PART II - OTHER INFORMATION

 

Item 1.Legal Proceedings

 

None

 

Item 1A.Risk Factors

 

There are no material changes to the Risk Factors associated with our business disclosed in Part I, Item 1A of our Annual Report on Form 10-K for the year ended December 31, 2018.

 

Item 2.Unregistered Sales of Equity Securities and Use of Proceeds

 

The following table provides information about our purchase of our common shares under the share repurchase program during the three months ended March 31, 2019.
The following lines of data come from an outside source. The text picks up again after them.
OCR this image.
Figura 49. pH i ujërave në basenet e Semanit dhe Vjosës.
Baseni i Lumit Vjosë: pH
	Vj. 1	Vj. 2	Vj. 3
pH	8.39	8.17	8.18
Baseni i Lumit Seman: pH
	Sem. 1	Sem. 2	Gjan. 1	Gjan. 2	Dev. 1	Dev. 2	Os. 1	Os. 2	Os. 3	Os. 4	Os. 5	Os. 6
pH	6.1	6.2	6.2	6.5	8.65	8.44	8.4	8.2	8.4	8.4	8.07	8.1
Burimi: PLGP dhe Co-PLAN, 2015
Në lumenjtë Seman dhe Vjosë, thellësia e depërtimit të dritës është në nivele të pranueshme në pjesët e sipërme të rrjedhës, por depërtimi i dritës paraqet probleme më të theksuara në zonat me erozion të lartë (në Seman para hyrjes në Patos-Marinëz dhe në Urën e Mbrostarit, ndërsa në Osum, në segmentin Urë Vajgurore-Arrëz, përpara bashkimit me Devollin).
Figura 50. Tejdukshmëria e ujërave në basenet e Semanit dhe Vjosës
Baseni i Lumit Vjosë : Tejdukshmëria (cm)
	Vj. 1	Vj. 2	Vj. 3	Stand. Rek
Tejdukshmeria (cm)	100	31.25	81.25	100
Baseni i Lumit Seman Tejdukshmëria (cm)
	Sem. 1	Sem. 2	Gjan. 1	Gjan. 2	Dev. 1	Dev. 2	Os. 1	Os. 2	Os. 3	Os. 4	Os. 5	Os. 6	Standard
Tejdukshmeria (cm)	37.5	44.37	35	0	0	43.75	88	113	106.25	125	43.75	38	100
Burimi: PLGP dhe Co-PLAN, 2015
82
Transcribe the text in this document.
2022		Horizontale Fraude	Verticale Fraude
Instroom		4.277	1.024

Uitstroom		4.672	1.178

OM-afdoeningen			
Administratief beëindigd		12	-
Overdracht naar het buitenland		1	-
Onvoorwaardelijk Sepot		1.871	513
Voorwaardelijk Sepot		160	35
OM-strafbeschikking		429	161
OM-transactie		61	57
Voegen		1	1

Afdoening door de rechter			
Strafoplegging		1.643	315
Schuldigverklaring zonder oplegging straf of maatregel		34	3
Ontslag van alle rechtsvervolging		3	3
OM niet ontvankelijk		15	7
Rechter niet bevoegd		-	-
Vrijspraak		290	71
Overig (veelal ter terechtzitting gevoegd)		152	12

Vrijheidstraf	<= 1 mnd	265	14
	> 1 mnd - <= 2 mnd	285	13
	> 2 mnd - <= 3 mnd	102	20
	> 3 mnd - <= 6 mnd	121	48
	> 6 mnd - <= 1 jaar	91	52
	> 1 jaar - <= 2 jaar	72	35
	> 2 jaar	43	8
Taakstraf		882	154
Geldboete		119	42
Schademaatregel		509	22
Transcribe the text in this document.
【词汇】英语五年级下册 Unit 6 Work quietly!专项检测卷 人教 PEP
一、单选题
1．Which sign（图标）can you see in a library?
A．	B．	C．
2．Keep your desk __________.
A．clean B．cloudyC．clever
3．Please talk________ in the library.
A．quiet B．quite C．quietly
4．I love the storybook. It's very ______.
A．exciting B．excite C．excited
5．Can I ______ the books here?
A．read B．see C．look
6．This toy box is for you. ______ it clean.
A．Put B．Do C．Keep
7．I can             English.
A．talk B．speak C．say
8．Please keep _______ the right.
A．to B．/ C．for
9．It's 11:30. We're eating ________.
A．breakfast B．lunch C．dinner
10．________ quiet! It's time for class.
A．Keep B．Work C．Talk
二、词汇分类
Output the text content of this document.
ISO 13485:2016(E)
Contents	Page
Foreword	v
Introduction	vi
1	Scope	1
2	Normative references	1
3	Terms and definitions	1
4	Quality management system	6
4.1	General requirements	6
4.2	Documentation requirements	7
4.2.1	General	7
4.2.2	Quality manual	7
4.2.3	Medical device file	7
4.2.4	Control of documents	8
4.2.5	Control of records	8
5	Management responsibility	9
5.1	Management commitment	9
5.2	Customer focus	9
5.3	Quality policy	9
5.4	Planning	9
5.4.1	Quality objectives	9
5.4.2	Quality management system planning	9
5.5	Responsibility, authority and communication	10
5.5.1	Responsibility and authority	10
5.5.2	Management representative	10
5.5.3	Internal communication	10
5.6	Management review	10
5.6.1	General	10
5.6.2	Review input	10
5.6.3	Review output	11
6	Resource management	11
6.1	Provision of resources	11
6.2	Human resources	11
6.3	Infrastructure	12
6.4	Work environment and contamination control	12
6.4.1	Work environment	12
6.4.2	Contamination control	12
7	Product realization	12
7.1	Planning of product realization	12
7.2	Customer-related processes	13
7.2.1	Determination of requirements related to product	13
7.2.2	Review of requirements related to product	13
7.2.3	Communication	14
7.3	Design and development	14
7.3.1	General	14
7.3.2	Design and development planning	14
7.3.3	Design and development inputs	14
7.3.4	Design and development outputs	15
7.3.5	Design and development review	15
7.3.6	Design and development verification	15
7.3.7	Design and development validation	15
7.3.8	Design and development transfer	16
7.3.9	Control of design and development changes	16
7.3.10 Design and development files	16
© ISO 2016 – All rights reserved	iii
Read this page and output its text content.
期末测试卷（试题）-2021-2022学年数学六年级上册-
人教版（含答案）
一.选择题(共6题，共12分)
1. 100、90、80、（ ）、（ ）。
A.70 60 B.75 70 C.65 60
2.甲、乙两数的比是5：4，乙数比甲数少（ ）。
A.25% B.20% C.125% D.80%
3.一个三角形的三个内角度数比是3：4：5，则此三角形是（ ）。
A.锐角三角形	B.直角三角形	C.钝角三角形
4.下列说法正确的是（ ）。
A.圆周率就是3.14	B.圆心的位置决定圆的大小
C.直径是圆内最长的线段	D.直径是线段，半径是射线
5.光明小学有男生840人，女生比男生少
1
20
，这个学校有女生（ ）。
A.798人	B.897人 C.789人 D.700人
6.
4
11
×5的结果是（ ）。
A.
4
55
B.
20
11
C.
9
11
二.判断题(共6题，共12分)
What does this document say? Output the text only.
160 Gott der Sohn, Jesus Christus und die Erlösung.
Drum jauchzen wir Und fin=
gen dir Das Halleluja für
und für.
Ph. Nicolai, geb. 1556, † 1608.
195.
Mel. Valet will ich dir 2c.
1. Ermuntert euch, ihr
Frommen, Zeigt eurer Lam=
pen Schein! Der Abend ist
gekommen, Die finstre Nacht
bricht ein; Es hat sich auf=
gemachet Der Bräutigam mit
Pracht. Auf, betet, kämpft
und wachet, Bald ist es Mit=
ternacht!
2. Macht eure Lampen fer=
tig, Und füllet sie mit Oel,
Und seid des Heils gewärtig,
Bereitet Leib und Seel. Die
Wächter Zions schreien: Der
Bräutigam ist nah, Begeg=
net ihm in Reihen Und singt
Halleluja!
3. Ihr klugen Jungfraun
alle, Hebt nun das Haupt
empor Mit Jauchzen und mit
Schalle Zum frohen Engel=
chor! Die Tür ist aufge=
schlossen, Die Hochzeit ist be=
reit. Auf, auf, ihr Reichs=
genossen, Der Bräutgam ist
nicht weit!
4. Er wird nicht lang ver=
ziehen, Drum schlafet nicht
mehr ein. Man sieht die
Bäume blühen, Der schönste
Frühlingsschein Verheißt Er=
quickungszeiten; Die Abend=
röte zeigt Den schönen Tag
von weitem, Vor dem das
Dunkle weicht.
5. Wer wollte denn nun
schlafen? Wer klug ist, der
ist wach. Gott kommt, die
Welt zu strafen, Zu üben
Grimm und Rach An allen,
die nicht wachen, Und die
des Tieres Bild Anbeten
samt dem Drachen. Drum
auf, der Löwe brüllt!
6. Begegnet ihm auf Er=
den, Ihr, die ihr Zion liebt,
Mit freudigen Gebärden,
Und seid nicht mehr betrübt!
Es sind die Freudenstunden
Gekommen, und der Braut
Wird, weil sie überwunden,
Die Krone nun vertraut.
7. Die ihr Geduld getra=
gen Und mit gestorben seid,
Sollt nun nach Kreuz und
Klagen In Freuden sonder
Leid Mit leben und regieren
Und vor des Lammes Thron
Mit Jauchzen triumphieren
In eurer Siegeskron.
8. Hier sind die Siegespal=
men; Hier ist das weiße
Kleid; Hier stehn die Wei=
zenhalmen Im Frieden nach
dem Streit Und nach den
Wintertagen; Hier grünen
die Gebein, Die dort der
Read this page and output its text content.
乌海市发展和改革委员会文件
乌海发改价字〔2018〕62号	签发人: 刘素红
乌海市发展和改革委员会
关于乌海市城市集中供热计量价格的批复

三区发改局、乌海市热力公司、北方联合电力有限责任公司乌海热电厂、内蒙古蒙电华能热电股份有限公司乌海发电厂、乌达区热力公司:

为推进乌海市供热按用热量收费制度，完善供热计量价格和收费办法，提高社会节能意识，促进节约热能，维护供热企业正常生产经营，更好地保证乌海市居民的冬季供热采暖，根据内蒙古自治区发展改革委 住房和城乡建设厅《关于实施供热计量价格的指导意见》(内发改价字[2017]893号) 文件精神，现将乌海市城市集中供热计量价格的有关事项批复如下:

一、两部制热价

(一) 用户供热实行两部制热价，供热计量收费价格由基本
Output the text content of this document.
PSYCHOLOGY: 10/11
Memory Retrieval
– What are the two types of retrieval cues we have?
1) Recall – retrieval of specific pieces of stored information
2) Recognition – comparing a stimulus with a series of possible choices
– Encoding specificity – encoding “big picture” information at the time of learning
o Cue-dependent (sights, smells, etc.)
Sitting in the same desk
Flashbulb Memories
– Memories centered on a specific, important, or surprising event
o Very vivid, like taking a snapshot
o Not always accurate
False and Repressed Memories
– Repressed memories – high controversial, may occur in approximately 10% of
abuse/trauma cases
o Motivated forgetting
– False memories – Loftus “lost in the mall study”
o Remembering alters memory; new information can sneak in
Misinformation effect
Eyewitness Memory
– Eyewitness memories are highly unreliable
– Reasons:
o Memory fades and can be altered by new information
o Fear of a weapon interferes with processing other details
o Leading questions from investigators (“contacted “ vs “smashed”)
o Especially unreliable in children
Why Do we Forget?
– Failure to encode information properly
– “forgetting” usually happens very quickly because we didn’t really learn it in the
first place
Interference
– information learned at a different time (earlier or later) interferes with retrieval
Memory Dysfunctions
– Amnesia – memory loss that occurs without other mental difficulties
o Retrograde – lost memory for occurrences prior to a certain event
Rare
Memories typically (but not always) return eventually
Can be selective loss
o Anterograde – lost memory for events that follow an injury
Issuer Purchases of Equity Securities
Period  Total Number of Shares Purchased  Average Price Paid Per Share  Total Number of Shares Purchased as Part of Publicly Announced Plans or Programs  Maximum number of Shares that May Yet Be Purchased Under the Plans or Programs(1)
January 1, 2019- January 31, 2019   1,505   $0.26    1,505    1,067,595 
February 1, 2019 – February 28, 2019   13,895   $0.31    13,895    1,053,700 
March 1, 2019 – March 31, 2019   12,500   $0.39    12,500    1,041,200 
(1)As of March 31, 2019, we have purchased a total of 958,800 shares for an aggregate purchase price of $458,000 under the share repurchase program and these shares are no longer included in our issued and outstanding shares.

 

Item 3.Defaults upon Senior Securities

 

None

 

Item 4.Mine Safety Disclosures

 

None

 22 

 

Item 5.Other Information

 

None

 

Item 6.Exhibits

 

The Exhibits to this report are listed in the Exhibit Index.

 23 

 

SIGNATURES

 

Pursuant to the requirements of the Securities Exchange Act of 1934, the registrant has duly caused this report to be signed on its behalf by the undersigned thereunto duly authorized.

 

SOLITARIO ZINC CORP.

 

May 7, 2019

Date

By: /s/ James R. Maronick
James R. Maronick
Chief Financial Officer
 
   

 

 

EXHIBIT INDEX

 

 

 3.1   Amended and Restated Articles of Incorporation of Solitario Exploration & Royalty Corp., as Amended (incorporated by reference to Exhibit 3.1 to Solitario’s Form 10-Q filed on August 10, 2010)
      
 3.1.1   Articles of Amendment to Restated Articles of Incorporation of Solitario Zinc Corp. (incorporated by reference to Exhibit 3.1 to Solitario’s Current Report on Form 8-K filed on July 14, 2017)
      
 3.2   Amended and Restated By-laws of Solitario Zinc Corp. (Solitario Exploration & Royalty Corp.) (incorporated by reference to Exhibit 99.1 to Solitario’s Form 10-K filed on March 22, 2013)
      
 4.1   Form of Common Stock Certificate of Solitario Zinc Corp. (incorporated by reference to Exhibit 4.1 to Solitario’s Form 10-Q filed on November 8, 2017)
      
 10-1*   Performance Loan Agreement for Funding of Drilling Program between Solitario and Compania Minera Milpo for the funding of the drilling of the Florida Canyon Project during 2018 and 2019 dated August 1, 2018.
      
 10-2*   Purchase and Sale Agreement between Solitario and SilverStream SEZC for the sale of certain royalty properties for cash and a convertible note dated January 8, 2019.
      
 31.1*  Certification of Chief Executive Officer pursuant to SEC Rule 13a-14(a)/15d-14(a) as adopted pursuant to Section 302 of the Sarbanes-Oxley Act of 2002
      
 31.2*  Certification of Chief Financial Officer pursuant to SEC Rule 13a-14(a)/15d-14(a) as adopted pursuant to Section 302 of the Sarbanes-Oxley Act of 2002
      
 32.1*  Certification of Chief Executive Officer and Chief Financial Officer pursuant to 18 U.S.C Section 1350 as adopted pursuant to Section 906 of the Sarbanes-Oxley Act of 2002.
      
 101*  The following financial statements, formatted in XBRL: (i) Condensed Consolidated Balance Sheets as of March 31, 2019 and December 31, 2018, (ii) Condensed Consolidated Statements of Operations for the three months ended March 31, 2019 and 2018, (iii) Condensed Consolidated Statements of Cash Flows for the three months ended March 31, 2019 and 2018; and (iv) Notes to the Condensed Unaudited Consolidated Financial Statements, tagged as blocks of text.